Thankfully, I decided to seek a second opinion. For my second appointment I was ready with my research and a list of questions. This OBGYN was concerned and ordered a biopsy. I loved being right about everything except for this. She confirmed a few day later that I had cervical dysplasia (CIN III).
Life before my diagnosis: I was just starting a new chapter in my life. I was going to begin my first quarter of college, and thrilled to be on my own. Life was full of possibilities and I was embracing it all. I had friends, family and my red truck that took me on any adventure I wanted. Nothing could stop me.
How I felt after diagnosis: While I felt vindicated, I was alone and scared. I didn't know what to do or who to call. I sat there crying for hours trying to wrap my head around what I was going to do next.
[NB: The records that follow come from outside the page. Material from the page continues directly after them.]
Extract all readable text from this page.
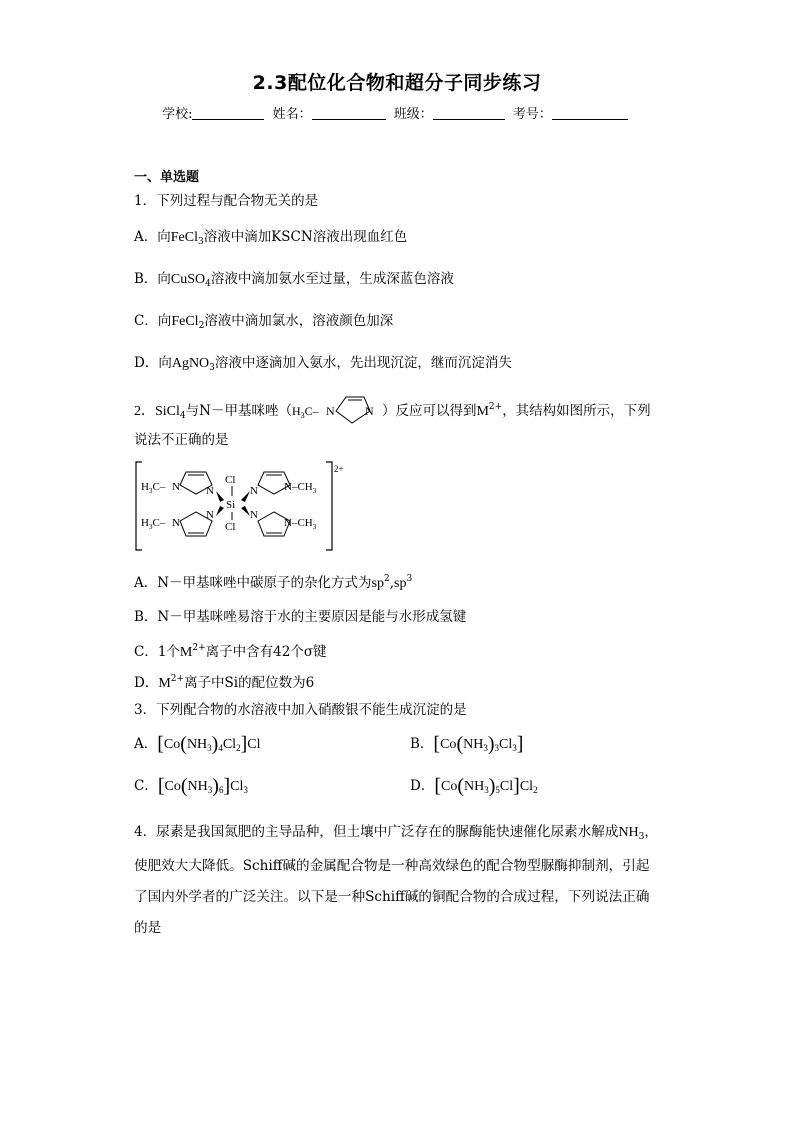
2.3配位化合物和超分子同步练习
学校:	姓名：	班级：	考号：
一、单选题
1．下列过程与配合物无关的是
A．向FeCl$_3$溶液中滴加KSCN溶液出现血红色
B．向CuSO$_4$溶液中滴加氨水至过量，生成深蓝色溶液
C．向FeCl$_2$溶液中滴加氯水，溶液颜色加深
D．向AgNO$_3$溶液中逐滴加入氨水，先出现沉淀，继而沉淀消失
2．SiCl$_4$与N－甲基咪唑（ $H_3C-$ N	N ）反应可以得到$M^{2+}$，其结构如图所示，下列
说法不正确的是
2+
$H_3C-$ N N
$H_3C-$ N
N
Cl
Si
Cl
N $N-CH_3$
N
$N-CH_3$
A．N－甲基咪唑中碳原子的杂化方式为$sp^2,sp^3$
B．N－甲基咪唑易溶于水的主要原因是能与水形成氢键
C．1个$M^{2+}$离子中含有42个σ键
D．$M^{2+}$离子中Si的配位数为6
3．下列配合物的水溶液中加入硝酸银不能生成沉淀的是
A．$[Co(NH_3)_4Cl_2]Cl$	B．$[Co(NH_3)_3Cl_3]$
C．$[Co(NH_3)_6]Cl_3$	D．$[Co(NH_3)_5Cl]Cl_2$
4．尿素是我国氮肥的主导品种，但土壤中广泛存在的脲酶能快速催化尿素水解成$NH_3$，
使肥效大大降低。Schiff碱的金属配合物是一种高效绿色的配合物型脲酶抑制剂，引起
了国内外学者的广泛关注。以下是一种Schiff碱的铜配合物的合成过程，下列说法正确
的是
Telling my family and friends: I had to figure out a way to talk to my friends and family, but I didn't know where to start. How do I explain what HPV was and how it turned into what I have now? I decided to take the medical approach and print out information on both. I highlight portions that I thought I could summarize in my own words to keep it short. If anyone had questions I could give them the handout. Of course my plan failed as I broke down in tears and couldn't udder a word to my parents as I handed them the print out.
My treatment: I underwent a LEEP procedure at 18.
How I felt after treatment: I was confused, emotional and scared but at the same time I wanted to move on with my life as quickly as possible.
What was most difficult for me: The most difficult part for me was not being informed. I relied on my doctors to make the best decision for me, but quickly realized that I needed to take action for myself. This was my body and I needed to take charge.
What I did to help myself: I made sure I was informed. I did my research, made a list of questions and sought a second opinion. These actions alone were empowering and helped set the stage for my future diagnosis. It made me feel stronger and gave me the strength to fight for me.
My life after cancer: Of course, I thought it was over, but my body decided I needed two more rounds in the ring before I could call it quits.
I was diagnosed with cervical cancer at age 24 and then it came back last year (2021) at the height of the COVID pandemic. But as most will say, life goes on and I continue to raise my daughter Samantha and pursue a successful career in publishing.
Where I am today: I am happy to say that I underwent a hysterotomy in the fall of 2021 and declared cancer free.
What I want other women to know: Always listen to yourself and your body!
How I will try to help others: I want to share my story and encourage women to get their pap with the hopes that no one feels alone or powerless in this battle. I want to ensure that future generations, like my daughter, will understand and take the correct preventative measures.